Weitere Verbesserungen und Anpassungen

Die Entwicklung und Harmonisierung des Fremdsprachenunterrichts an der obligatorischen Schule der Schweiz ist immer noch im Gang. Der Kanton Thurgau beispielsweise setzt neue Impulse mit Halbklassenunterricht, vereinfachten Übertrittsregelungen, neuen Lehrmitteln sowie weiteren Massnahmen wie Schüleraustausch, «Sprachbad» wie auch der Aus- und Weiterbildung der Lehrpersonen. Die Bildungsdirektoren-Konferenz Zentralschweiz (BKZ) etwa hat diverse Massnahmen verabschiedet, um die Motivation und die Kompetenzen in Französisch im Volksschulbereich zu verbessern.
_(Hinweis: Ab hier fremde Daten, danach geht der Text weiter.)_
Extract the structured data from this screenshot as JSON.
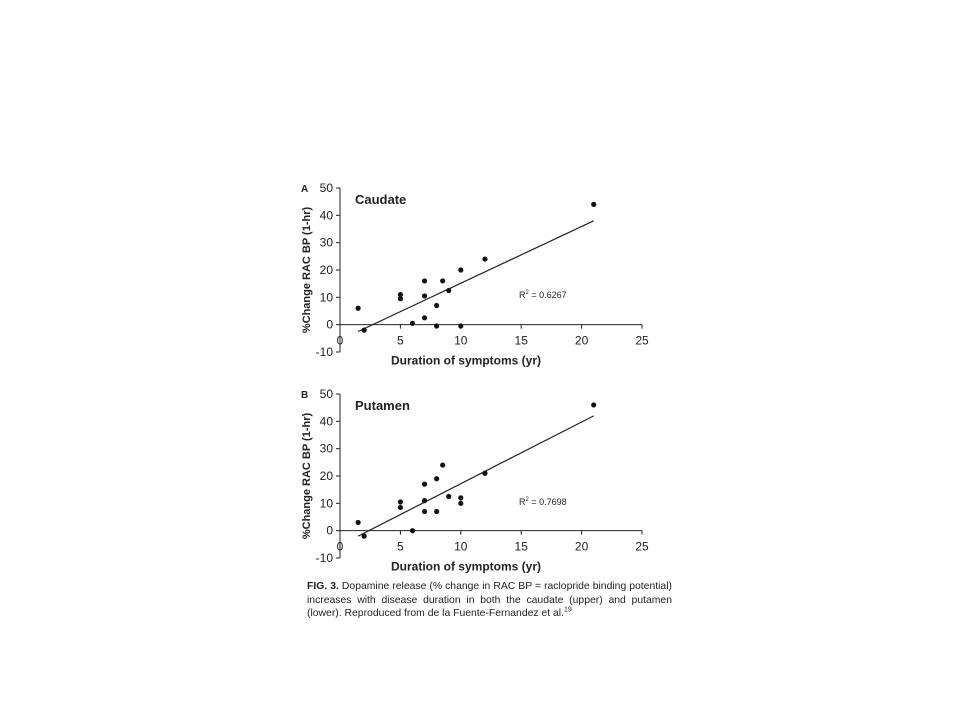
{
  "figure_colors": {
    "axis": "#222222",
    "points": "#111111",
    "background": "#ffffff"
  },
  "chart_data": [
    {
      "type": "scatter",
      "panel_letter": "A",
      "title": "Caudate",
      "xlabel": "Duration of symptoms (yr)",
      "ylabel": "%Change RAC BP (1-hr)",
      "xlim": [
        0,
        25
      ],
      "ylim": [
        -10,
        50
      ],
      "xticks": [
        0,
        5,
        10,
        15,
        20,
        25
      ],
      "yticks": [
        -10,
        0,
        10,
        20,
        30,
        40,
        50
      ],
      "grid": false,
      "legend": "none",
      "points": [
        {
          "x": 1.5,
          "y": 6
        },
        {
          "x": 2,
          "y": -2
        },
        {
          "x": 5,
          "y": 9.5
        },
        {
          "x": 5,
          "y": 11
        },
        {
          "x": 6,
          "y": 0.5
        },
        {
          "x": 7,
          "y": 10.5
        },
        {
          "x": 7,
          "y": 16
        },
        {
          "x": 7,
          "y": 2.5
        },
        {
          "x": 8,
          "y": 7
        },
        {
          "x": 8,
          "y": -0.5
        },
        {
          "x": 8.5,
          "y": 16
        },
        {
          "x": 9,
          "y": 12.5
        },
        {
          "x": 10,
          "y": 20
        },
        {
          "x": 10,
          "y": -0.5
        },
        {
          "x": 12,
          "y": 24
        },
        {
          "x": 21,
          "y": 44
        }
      ],
      "trendline": {
        "x": [
          1.5,
          21
        ],
        "y": [
          -2.5,
          38
        ]
      },
      "annotation": {
        "prefix": "R",
        "sup": "2",
        "suffix": " = 0.6267"
      }
    },
    {
      "type": "scatter",
      "panel_letter": "B",
      "title": "Putamen",
      "xlabel": "Duration of symptoms (yr)",
      "ylabel": "%Change RAC BP (1-hr)",
      "xlim": [
        0,
        25
      ],
      "ylim": [
        -10,
        50
      ],
      "xticks": [
        0,
        5,
        10,
        15,
        20,
        25
      ],
      "yticks": [
        -10,
        0,
        10,
        20,
        30,
        40,
        50
      ],
      "grid": false,
      "legend": "none",
      "points": [
        {
          "x": 1.5,
          "y": 3
        },
        {
          "x": 2,
          "y": -2
        },
        {
          "x": 5,
          "y": 8.5
        },
        {
          "x": 5,
          "y": 10.5
        },
        {
          "x": 6,
          "y": 0
        },
        {
          "x": 7,
          "y": 11
        },
        {
          "x": 7,
          "y": 17
        },
        {
          "x": 7,
          "y": 7
        },
        {
          "x": 8,
          "y": 19
        },
        {
          "x": 8,
          "y": 7
        },
        {
          "x": 8.5,
          "y": 24
        },
        {
          "x": 9,
          "y": 12.5
        },
        {
          "x": 10,
          "y": 12
        },
        {
          "x": 10,
          "y": 10
        },
        {
          "x": 12,
          "y": 21
        },
        {
          "x": 21,
          "y": 46
        }
      ],
      "trendline": {
        "x": [
          1.5,
          21
        ],
        "y": [
          -2,
          42
        ]
      },
      "annotation": {
        "prefix": "R",
        "sup": "2",
        "suffix": " = 0.7698"
      }
    }
  ],
  "caption": {
    "label": "FIG. 3.",
    "text": " Dopamine release (% change in RAC BP = raclopride binding potential) increases with disease duration in both the caudate (upper) and putamen (lower). Reproduced from de la Fuente-Fernandez et al.",
    "ref": "19"
  }
}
Dies als Folge einer Fremdsprachenevaluation, die 2014/15 in den Kantonen Luzern, Uri, Schwyz, Obwalden, Nidwalden, und Zug durchgeführt worden ist. Die Untersuchung hatte gezeigt, dass die Schülerinnen und Schüler gegen Ende der obligatorischen Schule die Ziele im Englischen sehr gut erreichen, im Französischen allerdings weitaus weniger gut; in diesem Fach haben sie allerdings etwa 40 Prozent weniger Unterrichtszeit als im Englischen. Eine gewisse Schwierigkeit bei der Interpretation dieser Ergebnisse liegt darin, dass die Schülerinnen und Schüler im 8. Schuljahr getestet wurden, aber mit den Zielen, die sie per Ende des 9. Schuljahres erreichen sollten. Die Massnahmen, die man nun zur weiteren Optimierung des Französischunterrichts treffen will, fokussieren auf die Motivation der Schülerinnen und Schüler, die Unterrichtsgestaltung der Lehrpersonen und auf den Austausch. In diesen und weiteren Bereichen macht der Bericht der BKZ Vorschläge, wie beispielsweise durch den Einbezug neuer Medien die Motivation gesteigert werden kann. Bei der Unterrichtgestaltung soll ein spezieller Fokus auf die Knaben gelegt werden, welche bei der Fremdsprachenevaluation fast durchwegs schlechter abgeschnitten haben als die Mädchen. Als niederschwellige Impulsgeber für den Französischunterricht in der Region setzt die BKZ ein Fachnetzwerk Französisch ein, welches die «bonnes pratiques » für den Unterricht bereitstellt. Darüber hinaus soll die Zusammenarbeit mit «Movetia», der Schweizer Agentur für Austausch und Mobilität, intensiviert und so der Austausch gefördert werden.